Methinks human cloning is drawing very near. Elsewhere, I point to growing evidence of this concern. An advocacy article in the New England Journal of Medicine — always on the radical side of bioethical issues — argues for permission to buy and sell “made to order” human embryos. From my piece:
But designing the embryo product line will not be easy. Fertilization is an inexact process. Sure, some desired attributes — sex or certain genetic defects — could be obtained through using specifically selected or altered eggs or sperm and genetic testing of embryos to find those that possess the desired characteristics. But made-to-order embryos would be hit and miss, limiting the industry’s growth potential.

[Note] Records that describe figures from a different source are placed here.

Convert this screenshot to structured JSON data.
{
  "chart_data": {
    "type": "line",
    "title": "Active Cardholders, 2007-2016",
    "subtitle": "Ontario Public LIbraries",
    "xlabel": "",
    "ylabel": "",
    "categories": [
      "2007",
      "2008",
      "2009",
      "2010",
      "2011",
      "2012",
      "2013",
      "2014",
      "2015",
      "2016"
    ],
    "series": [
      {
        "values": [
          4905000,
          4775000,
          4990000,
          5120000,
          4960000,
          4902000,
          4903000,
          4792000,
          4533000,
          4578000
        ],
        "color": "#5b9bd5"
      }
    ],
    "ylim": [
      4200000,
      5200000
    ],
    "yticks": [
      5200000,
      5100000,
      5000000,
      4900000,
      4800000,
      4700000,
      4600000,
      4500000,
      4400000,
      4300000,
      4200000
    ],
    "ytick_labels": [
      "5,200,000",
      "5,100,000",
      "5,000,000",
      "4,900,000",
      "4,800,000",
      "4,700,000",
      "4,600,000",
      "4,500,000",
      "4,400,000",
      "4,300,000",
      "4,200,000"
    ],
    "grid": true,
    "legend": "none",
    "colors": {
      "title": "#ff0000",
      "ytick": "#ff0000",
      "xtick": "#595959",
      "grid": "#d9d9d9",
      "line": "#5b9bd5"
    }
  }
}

The real money would come from human cloning, which would permit the manufacture of tailor-made, genome-specific embryos — and in theoretically virtually unlimited numbers. Indeed, the authors give away the game when they write, ‘It is not clear how the sale of made-to-order embryos differs from the sale of oocytes [eggs] for the manufacture of embryos by somatic-cell nuclear transfer” — SCNT being the cloning process used to make Dolly the sheep. In other words, an egg is a fertilized embryo is a cloned embryo, with each presenting distinct mercantile potential.

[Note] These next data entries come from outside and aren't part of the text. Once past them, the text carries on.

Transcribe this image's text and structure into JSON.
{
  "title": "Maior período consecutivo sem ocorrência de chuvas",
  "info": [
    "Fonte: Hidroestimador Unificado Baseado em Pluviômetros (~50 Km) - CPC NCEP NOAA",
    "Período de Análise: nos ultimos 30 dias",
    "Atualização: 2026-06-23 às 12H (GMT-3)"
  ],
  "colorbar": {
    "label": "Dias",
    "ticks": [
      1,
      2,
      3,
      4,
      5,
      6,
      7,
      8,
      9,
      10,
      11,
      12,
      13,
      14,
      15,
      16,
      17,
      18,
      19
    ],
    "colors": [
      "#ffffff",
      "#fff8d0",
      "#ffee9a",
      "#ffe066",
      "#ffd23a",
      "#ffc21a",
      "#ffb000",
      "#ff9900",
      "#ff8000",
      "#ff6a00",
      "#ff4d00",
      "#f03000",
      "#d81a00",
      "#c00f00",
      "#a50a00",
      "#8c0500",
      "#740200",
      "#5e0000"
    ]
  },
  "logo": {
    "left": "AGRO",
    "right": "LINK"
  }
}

Meanwhile, A.B. 926 — which has passed the California Assembly — would permit biotech companies to buy eggs from (poor) women — eggs being the essential ingredient for human cloning. The bill would allow the companies to also pay even more to IVF companies for eggs and embryos they obtained and created in excess of need.
The commodification of human life presents an acute threat to societal morality. And it is coming faster than many think.